Pour toute procédure d'adoption, l'aide d'un avocat et d’un avoué sera nécessaire, car toutes les procédures se font par voie de requête auprès un juge des référés de la Cour suprême.

Quelles sont les raisons qui conduisent un parent à abandonner son enfant ?

Les parents abandonnent généralement leur enfant à cause de plusieurs problèmes tels que la pauvreté, la toxicomanie, le fait que l'enfant soit le résultat d'un viol, dans certaines circonstances où la grossesse n'était pas souhaitée, une grossesse chez les adolescentes ou même un changement de partenaire.
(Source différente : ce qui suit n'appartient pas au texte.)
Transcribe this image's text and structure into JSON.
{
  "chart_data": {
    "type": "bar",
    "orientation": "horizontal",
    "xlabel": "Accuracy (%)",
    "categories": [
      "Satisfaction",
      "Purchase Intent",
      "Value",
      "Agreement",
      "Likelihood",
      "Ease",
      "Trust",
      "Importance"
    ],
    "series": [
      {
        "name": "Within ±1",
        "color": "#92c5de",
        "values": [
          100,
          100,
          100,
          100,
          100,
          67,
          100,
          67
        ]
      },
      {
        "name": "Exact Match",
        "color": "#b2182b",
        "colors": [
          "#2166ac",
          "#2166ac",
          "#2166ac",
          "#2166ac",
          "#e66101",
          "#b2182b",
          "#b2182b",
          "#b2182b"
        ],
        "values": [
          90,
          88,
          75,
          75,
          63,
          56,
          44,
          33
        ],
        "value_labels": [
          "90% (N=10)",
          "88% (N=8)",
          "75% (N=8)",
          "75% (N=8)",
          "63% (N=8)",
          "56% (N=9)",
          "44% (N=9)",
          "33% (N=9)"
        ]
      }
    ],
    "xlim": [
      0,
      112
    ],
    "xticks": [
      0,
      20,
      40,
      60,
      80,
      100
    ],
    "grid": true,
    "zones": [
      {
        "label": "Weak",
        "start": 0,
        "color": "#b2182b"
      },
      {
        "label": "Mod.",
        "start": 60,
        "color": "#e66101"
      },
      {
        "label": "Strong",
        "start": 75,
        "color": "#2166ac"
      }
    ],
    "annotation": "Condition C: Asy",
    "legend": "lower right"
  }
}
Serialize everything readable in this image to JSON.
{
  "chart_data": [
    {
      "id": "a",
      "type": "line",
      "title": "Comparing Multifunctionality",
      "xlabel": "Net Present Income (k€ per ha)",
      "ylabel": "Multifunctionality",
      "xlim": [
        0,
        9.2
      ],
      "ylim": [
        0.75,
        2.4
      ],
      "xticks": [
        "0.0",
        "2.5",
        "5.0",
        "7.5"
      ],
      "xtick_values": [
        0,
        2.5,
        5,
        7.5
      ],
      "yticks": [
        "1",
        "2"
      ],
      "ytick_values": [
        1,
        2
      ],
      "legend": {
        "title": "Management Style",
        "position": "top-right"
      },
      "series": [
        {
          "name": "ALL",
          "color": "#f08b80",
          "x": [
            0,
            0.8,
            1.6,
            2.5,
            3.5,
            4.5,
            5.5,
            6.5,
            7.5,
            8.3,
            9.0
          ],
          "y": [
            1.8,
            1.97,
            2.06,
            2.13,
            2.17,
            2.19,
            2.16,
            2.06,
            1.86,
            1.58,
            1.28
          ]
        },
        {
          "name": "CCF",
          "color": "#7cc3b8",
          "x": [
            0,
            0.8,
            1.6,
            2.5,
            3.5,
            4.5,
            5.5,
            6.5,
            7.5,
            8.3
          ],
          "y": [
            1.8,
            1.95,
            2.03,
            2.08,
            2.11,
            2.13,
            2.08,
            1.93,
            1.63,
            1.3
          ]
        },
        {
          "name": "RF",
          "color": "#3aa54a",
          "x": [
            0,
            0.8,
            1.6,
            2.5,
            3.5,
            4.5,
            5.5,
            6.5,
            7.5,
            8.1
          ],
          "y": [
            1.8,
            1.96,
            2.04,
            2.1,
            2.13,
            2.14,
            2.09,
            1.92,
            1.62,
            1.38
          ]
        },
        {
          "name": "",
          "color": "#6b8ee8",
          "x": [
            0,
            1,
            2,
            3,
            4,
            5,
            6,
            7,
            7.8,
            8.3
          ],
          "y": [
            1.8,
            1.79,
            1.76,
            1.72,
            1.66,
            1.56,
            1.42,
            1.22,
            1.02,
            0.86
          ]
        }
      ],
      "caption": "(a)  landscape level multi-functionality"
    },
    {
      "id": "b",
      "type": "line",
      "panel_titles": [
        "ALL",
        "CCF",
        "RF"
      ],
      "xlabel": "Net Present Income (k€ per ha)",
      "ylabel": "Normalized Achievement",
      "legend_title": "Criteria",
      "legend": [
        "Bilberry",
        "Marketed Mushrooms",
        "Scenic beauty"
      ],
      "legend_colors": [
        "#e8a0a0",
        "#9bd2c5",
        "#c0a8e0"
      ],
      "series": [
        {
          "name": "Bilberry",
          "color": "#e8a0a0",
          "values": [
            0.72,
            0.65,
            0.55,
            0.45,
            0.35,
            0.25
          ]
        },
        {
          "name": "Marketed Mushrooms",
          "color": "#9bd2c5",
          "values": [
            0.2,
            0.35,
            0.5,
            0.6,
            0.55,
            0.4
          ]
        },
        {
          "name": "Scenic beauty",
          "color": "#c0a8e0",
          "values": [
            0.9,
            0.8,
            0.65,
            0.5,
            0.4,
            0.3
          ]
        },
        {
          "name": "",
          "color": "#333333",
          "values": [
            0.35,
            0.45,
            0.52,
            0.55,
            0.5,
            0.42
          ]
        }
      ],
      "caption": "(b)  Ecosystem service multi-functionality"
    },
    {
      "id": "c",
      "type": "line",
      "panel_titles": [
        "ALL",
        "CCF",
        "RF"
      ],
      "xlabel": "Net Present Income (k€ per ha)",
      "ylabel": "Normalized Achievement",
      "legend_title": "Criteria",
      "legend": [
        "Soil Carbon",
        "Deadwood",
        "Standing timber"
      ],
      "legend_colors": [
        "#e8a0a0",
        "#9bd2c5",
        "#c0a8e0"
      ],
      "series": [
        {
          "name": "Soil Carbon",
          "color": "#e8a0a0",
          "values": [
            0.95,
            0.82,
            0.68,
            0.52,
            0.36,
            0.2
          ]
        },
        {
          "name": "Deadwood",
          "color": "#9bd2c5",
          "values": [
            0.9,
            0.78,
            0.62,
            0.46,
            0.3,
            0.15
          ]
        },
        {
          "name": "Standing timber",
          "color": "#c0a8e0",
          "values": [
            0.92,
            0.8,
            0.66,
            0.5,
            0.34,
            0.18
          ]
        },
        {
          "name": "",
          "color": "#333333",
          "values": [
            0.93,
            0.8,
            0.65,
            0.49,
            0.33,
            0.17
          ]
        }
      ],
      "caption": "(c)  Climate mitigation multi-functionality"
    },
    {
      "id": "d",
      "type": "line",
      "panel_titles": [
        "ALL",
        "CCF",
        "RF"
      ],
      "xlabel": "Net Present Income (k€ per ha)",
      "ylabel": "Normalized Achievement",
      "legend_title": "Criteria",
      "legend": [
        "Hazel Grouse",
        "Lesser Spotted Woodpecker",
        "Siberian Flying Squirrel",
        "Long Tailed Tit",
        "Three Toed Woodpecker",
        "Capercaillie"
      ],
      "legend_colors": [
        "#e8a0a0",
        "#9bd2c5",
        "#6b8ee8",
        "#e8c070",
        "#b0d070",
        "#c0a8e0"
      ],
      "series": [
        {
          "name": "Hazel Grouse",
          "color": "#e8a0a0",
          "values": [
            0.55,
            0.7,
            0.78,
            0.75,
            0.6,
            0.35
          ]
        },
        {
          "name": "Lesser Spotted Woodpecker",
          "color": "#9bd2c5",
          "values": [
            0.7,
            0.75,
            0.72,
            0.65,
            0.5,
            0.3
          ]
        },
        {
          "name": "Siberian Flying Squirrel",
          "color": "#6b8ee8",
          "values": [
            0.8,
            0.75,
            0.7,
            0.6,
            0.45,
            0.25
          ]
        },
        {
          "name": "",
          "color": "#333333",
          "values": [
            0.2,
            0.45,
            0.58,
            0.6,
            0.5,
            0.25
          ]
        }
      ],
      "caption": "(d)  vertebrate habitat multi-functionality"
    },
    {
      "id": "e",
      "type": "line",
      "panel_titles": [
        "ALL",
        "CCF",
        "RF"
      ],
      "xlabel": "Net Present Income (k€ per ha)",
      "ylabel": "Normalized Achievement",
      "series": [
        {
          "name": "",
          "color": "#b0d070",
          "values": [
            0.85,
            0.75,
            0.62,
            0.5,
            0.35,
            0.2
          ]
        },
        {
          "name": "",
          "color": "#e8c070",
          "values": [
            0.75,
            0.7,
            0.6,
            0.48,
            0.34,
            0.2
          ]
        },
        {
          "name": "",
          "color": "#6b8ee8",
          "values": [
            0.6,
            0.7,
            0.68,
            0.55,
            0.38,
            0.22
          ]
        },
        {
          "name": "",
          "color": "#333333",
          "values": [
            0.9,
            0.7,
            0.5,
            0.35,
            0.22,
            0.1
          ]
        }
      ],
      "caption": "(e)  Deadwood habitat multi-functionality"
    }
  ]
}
Comment combattre ce fléau ? 

Pour commencer, Maurice dispose, dans une certaine mesure, d’un bon cadre pour protéger les enfants abandonnés ou maltraités. Cependant, nous avons encore un grand nombre de tâches à accomplir à titre préventif. Je pense qu'il est essentiel de sensibiliser les gens à la loi relative à la maltraitance et à l'abandon d'enfant. Néanmoins, il est aussi important que les problèmes mentionnés ci-dessus soient abordés afin de pouvoir résoudre les problèmes d'abandon des enfants. Tout est lié. Par exemple, l'introduction de l'éducation sexuelle et de la prévention des abus de substances dans les collèges contribuera à diminuer le nombre de grossesses non planifiées chez les adolescentes et réduira les cas d'abandon dus à la toxicomanie. L'éducation de la population est très importante pour lutter contre ce fléau, entre autres.

Quelles sont les solutions ?


La lutte contre la maltraitance et l’abandon d’enfant restera une lutte continue. Il n’est pas facile d’identifier les raisons pour lesquelles les parents abandonnent leur enfant et les moyens de prévenir cela. Toutefois, ce qui est important d’abord, c'est d'éduquer et de sensibiliser les gens. 
Il est également essentiel de s'attaquer au problème de la pauvreté en mettant en œuvre des programmes visant à réduire la misère ou en trouvant des moyens d'apporter de l’aide financière à une certaine catégorie de parents qui ont du mal à subvenir aux besoins de leur enfant. Les ONG peuvent s’efforcer d’identifier les familles qui en ont réellement besoin et collecter régulièrement des fonds pour leur fournir l’aide dont elles ont besoin.